Mama speaks these words in reference to Dee’s formative years, when she would return home from boarding school in Augusta, full of newly acquired knowledge that she would lord over Mama and Maggie. Rather than her daughter’s intelligence and accomplishments triggering pride in Mama, Dee’s schooling prompts fear and intimidation in her instead. Like the fire that destroyed the family’s first house, knowledge is portrayed as a volatile and unwelcome presence that threatens the home’s safety, simplicity, and stability.
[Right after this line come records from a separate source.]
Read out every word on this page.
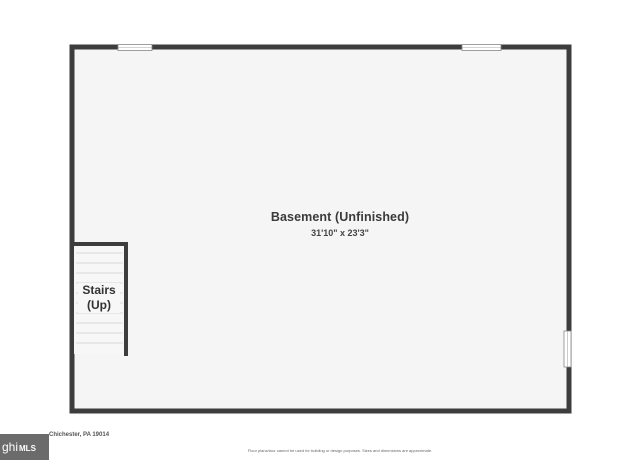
Basement (Unfinished)
31'10" x 23'3"
Stairs
(Up)
ghiMLS
Chichester, PA 19014
Floor plans/tour cannot be used for building or design purposes. Sizes and dimensions are approximate.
Education is the means through which Dee rejects and belittles her family, thus leading to division and alienation. At the same time, knowledge is a provocation, reminding Mama of the exposure and opportunities she was never given. Mama gives voice to her resentment at her own stalled schooling and finds comfort in her physical strength and endurance. Infused with negative connotations, education is suggested as a destructive force that harms individuals by exposing them to worlds to which they will never really belong. Some are harmed or excluded by the struggle to acquire learning and are destined to be like Maggie, hanging meekly in the doorway of a room that she will never be able to enter, shut out from the ability to change. For Mama, this threat is as real and unwanted as a fire racing through the rafters.